Left the DA played HS as a starter, joined a flight I team at a year "up" as a starter and had a 10-0 season.
DA doesn't impress me, just another league.

IMHO


----------



## galaxydad (Feb 22, 2017)

Most of the DA league is really another league with high cost (minus a couple clubs) lots of training and much less game time.

Its good for some and not so good for others.


----------



## espola (Feb 22, 2017)

When DA was announced by USSF 10 or so years ago, it claimed to be a nursery to develop the next generation of National Team and professional players.  However, they didn't plant an orchard - they harvested the already-ripe fruit.

No one asked for my advice, but if they had --

Recognize that long-term player development is a pyramid, wide at the bottom, narrow at the top.

Start with 10-year-olds who can meet a simple skills test - ball control, fitness, game tactics, etc.

Allow tryouts for older players who were missed in the inital trials and who have developed outside the system

Fund it so that it is free to the players or at least no more costly than a mid-level club.  How much money could USSF raise by a small "tax" on every player registration ($2?) and tournament approval ($100?)?  Get sponsors for shoes, uniforms and field equipment.

Structure an age-appropriate training program.  10-year-olds don't need 4 days a week, but should be encouraged to pursue additional training on their own, perhaps with neighborhood clubs, Sunday League teams, indoor/futsal teams, or in small-group private lessons set up and subsidized by the Academy.

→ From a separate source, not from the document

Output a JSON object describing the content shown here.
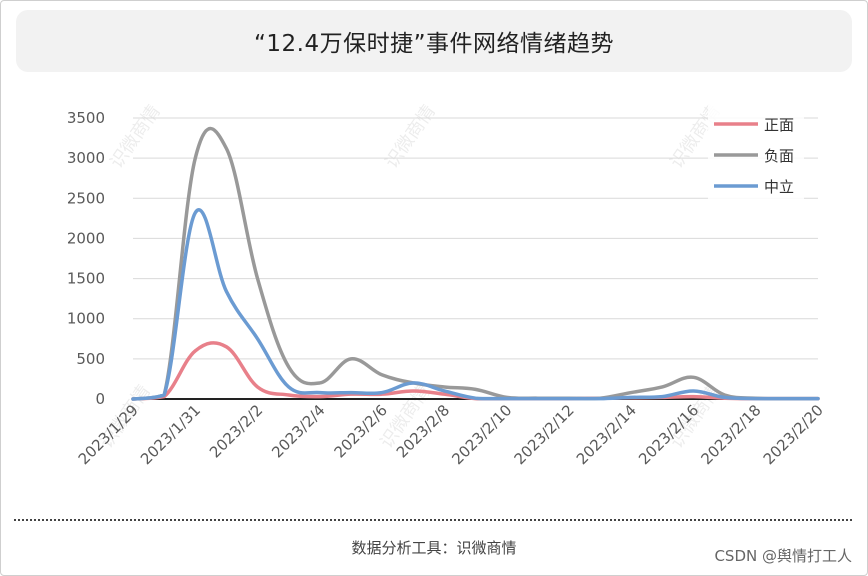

Don't make enemies with existing programs like ODP, high school, and colleges.  Learn what they are doing right and let them continue doing it.


----------



## 3leches (Feb 22, 2017)

That has been the conversation among parents we know as well.  If you kid plays and enjoys multiple sports then DA system is not for your child. It is a huge commitment for a child and parent, extremely competitive environment for the kids and parents.
There are parents who are currently restless and complain about the schedule. It is a lot of training and games, very little tournaments, in addition, your child should be taking privates outside of practice if you want he/she to be competitive. 
It is a lot to think about ; school, practice, privates, games wash rinse repeat.


----------